BREAKING: Newly declassified documents reveal that the CIA has been secretly conducting massive surveillance programs that capture Americans’ private information.
— ACLU (@ACLU) February 11, 2022
Two senators are now asking for “new transparency about bulk surveillance conducted by the Central Intelligence Agency” after declassified documents have come to light.
In April 2021, Sens. Ron Wyden, (D-Ore.) and Martin Heinrich (D-N.M.) requested declassification of a report from the Privacy and Civil Liberties Oversight Board about a bulk collection program that the CIA conducted under Executive Order 12333 rather than as the result of legislation.
Interestingly enough, Executive Order 12333 dates back to the Reagan administration and states that “All reasonable and lawful means must be used to ensure that the United States will receive the best intelligence available.”
However, as Wyden and Heinrich noted in their request for declassification, the CIA surveillance took place “entirely outside the statutory framework that Congress and the public believe govern this collection, and without any of the judicial, congressional or even executive branch oversight that comes from [Foreign Intelligence Surveillance Act] collection.”
The CIA declassified the information that Wyden and Heinrich requested with a preface that reads in part:
All of CIA’s intelligence activities must be properly authorized, and the collection, retention, or dissemination of information considering United States persons may only be conducted pursuant to specific procedures approved by the Director of the CIA and the Attorney General. While the protection of national security requires that many of the CIA’s intelligence activities remain secret, in order to improve public understanding and trust and to allow the public to hold CIA accountable, CIA has released its procedures for protecting Americans’ personal information and has provided an extensive explanation of the authorizations and limitations regarding such information.

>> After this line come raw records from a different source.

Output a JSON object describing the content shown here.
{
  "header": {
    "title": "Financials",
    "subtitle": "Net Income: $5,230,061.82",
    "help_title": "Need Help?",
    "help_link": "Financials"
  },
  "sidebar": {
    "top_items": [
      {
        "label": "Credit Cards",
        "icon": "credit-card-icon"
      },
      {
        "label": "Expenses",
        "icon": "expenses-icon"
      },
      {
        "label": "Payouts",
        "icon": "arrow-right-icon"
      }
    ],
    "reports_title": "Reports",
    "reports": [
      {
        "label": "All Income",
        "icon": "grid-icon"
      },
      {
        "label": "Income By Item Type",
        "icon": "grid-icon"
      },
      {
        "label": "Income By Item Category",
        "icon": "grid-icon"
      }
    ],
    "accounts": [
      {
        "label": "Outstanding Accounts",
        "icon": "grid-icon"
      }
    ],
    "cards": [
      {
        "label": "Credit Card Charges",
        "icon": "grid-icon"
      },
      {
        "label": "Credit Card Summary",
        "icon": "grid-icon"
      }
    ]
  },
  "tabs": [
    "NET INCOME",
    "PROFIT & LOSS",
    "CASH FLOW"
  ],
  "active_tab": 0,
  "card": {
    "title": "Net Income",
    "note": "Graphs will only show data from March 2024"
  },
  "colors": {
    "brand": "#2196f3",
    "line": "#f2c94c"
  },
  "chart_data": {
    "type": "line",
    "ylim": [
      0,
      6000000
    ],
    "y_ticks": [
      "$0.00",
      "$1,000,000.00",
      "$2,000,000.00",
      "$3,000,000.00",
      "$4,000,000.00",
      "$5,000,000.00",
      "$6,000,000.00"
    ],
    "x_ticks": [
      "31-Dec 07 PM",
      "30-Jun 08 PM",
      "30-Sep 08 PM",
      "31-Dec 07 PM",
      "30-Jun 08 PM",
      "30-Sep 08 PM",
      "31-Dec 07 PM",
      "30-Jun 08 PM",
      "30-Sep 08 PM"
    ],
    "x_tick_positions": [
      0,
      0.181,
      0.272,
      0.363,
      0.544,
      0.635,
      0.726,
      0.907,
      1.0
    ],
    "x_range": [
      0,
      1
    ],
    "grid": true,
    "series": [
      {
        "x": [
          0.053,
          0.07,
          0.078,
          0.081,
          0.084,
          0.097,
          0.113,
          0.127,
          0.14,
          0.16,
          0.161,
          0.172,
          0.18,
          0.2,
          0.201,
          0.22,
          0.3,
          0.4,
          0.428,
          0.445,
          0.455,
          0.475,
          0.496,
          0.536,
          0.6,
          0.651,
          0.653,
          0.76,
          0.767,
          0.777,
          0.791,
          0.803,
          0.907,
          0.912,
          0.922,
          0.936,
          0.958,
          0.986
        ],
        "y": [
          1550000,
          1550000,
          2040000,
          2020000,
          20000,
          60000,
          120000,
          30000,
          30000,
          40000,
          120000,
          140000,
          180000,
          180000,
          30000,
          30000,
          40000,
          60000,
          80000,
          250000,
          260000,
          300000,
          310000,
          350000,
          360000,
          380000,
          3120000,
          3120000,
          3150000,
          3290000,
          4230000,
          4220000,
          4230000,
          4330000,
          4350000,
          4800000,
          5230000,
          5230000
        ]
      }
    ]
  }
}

In response to the report, Wyden and Heinrich noted that “what these documents demonstrate is that many of the same concerns that Americans have about their privacy and civil liberties also apply to how the CIA collects and handles information under executive order and outside the FISA law. In particular, these documents reveal serious problems associated with warrantless backdoor searches of Americans, the same issue that has generated bipartisan concern in the FISA context.”
As a result of what they’ve discovered in the report, Wyden and Heinrichs are calling for an increased level of transparency from the CIA. As much as it pains me to agree with two Democrat senators and the ACLU, they’re right when they say that “This invasion of our privacy must stop.”